My confusion over the scheduled beginning of Adam Tendler’s Maverick Concerts debut on July 4th caused me to miss the first half of his program. (Maverick’s evening concerts have three different start times this season, due to artists’ schedules.) This loss was particularly unfortunate for me, since Tendler’s all-American Fourth of July program was the most adventurous concert of the entire season. What I heard made me regret the loss even more.
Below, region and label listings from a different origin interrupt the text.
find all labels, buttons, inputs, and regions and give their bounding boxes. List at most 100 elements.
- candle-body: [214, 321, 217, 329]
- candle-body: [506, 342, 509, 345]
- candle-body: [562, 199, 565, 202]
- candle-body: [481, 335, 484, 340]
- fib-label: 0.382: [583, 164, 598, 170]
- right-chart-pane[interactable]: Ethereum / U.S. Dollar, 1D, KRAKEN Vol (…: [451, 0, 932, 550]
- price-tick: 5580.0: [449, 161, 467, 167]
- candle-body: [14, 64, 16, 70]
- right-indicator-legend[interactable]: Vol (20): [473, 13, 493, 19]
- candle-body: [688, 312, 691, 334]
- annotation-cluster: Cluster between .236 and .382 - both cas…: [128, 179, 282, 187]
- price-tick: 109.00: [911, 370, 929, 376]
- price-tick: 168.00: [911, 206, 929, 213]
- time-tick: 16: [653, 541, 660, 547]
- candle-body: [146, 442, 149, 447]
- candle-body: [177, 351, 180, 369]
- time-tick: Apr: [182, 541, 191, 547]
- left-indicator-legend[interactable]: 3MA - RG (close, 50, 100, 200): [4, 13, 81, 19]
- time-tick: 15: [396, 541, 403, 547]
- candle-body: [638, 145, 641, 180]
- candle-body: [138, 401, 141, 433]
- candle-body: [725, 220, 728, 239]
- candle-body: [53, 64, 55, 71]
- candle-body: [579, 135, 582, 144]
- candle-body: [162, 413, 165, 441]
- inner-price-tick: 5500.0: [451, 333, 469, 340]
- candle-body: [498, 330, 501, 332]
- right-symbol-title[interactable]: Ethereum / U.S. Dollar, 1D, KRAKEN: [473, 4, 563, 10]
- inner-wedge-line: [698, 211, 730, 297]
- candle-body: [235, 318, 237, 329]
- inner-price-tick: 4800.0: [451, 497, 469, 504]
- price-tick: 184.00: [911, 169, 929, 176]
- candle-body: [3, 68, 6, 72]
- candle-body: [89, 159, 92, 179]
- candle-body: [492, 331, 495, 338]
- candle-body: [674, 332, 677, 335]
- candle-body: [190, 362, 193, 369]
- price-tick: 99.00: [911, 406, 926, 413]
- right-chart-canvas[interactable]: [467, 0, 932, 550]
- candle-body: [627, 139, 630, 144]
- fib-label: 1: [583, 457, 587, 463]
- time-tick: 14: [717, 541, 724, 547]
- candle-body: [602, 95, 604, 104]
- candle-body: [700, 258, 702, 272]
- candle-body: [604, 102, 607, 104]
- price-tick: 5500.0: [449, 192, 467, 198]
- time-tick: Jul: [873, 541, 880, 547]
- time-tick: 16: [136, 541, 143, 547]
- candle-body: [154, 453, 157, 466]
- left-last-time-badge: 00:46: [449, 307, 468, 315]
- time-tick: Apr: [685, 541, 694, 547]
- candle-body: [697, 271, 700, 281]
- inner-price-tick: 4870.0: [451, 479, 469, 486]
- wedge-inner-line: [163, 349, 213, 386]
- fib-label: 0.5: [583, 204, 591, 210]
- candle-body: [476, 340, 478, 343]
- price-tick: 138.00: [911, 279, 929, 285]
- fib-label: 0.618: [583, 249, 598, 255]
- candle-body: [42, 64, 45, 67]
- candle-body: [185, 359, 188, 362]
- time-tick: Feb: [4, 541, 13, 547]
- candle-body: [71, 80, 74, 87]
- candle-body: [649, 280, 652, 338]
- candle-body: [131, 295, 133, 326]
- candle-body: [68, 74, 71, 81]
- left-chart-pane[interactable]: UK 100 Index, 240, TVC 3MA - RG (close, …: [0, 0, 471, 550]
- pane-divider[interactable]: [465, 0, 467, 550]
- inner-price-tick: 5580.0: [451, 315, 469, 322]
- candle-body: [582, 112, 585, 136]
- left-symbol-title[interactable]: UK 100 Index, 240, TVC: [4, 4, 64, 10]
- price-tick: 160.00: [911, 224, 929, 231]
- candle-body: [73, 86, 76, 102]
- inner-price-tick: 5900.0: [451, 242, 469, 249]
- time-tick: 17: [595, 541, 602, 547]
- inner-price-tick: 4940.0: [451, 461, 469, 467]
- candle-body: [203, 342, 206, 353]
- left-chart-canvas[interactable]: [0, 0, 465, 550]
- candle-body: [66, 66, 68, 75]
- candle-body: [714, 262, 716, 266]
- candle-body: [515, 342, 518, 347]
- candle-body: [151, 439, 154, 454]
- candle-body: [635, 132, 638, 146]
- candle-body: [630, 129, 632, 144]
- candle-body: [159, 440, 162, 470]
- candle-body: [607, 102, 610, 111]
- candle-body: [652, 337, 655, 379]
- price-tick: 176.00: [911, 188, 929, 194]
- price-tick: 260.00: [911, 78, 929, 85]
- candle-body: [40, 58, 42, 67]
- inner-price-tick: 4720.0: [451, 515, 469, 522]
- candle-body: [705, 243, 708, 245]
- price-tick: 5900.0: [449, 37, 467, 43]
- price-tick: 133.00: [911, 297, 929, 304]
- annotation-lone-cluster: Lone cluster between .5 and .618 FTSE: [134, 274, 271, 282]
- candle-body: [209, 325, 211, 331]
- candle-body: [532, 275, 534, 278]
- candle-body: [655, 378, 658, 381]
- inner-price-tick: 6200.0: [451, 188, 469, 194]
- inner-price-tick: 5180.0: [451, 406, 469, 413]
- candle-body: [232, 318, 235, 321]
John Cage is inextricably linked with the history of Maverick Concerts because his famous/notorious “4’33″” was premiered there in 1952. We have been “hearing” it there every few seasons in recent years. Tendler “played” it, too, but only after performing Cage’s “Sonatas and Interludes” of 1946-48, music written when Cage was still writing real music. The famous “prepared piano” was an invention caused by necessity. Inadequate space at a dance performance led Cage to create a percussion orchestra that could be played by a single pianist. I know this music from recordings and was greatly looking forward to hearing it. Musically knowledgeable friends assured me that Tendler made a compelling experience out of the music, which only made me feel worse.
Henry Cowell is also linked with Maverick’s history. He lived the last 23 years of his life in Woodstock, and at least one of his late works was premiered at Maverick, a Piano Trio. By 1946, when Cowell moved to Woodstock, his pioneering piano compositions were long behind him. Hardly anybody seems to play these early Cowell pieces any more, which is a pity. While inventing various new techniques of playing the piano (including the tone clusters which inspired Bartók when he heard Cowell), he also created some of his most interesting and exciting music.
Tendler began his selection with Cowell’s very early “Anger Dance,” written when he was 17. It uses dogged repetition as a technique. Tendler worried me a bit because he played the piece with a lot less anger than I hear from Cowell’s own recording. However, in a generous selection of a dozen pieces, that was my only problem with the performances. In the pieces I was familiar with, like the prophetic “Advertisement,” Tendler applied a powerful technique, very wide dynamic range, and interpretive insight that enabled him to draw the maximum musical value from these sometimes crazy pieces. “Advertisement,” for example, sounded thoroughly crazed, which is its point. Although it might remind a listener of far more recent styles of advertising, it was inspired by advertising lights and was written even before radio.
Aside from my own enjoyment, I think it’s a measure of Tendler’s success that the audience was completely silent during the entire sequence of pieces and then greeted the conclusion with a huge outburst of applause. He really brought those pieces alive while making them sound as though they could have been written last week. I hope I get to hear this wonderful musician again. Maybe he can play more Cowell. I met Cowell’s widow Sidney late in her life, and she told me there were hundreds of his pieces that had never been performed or published.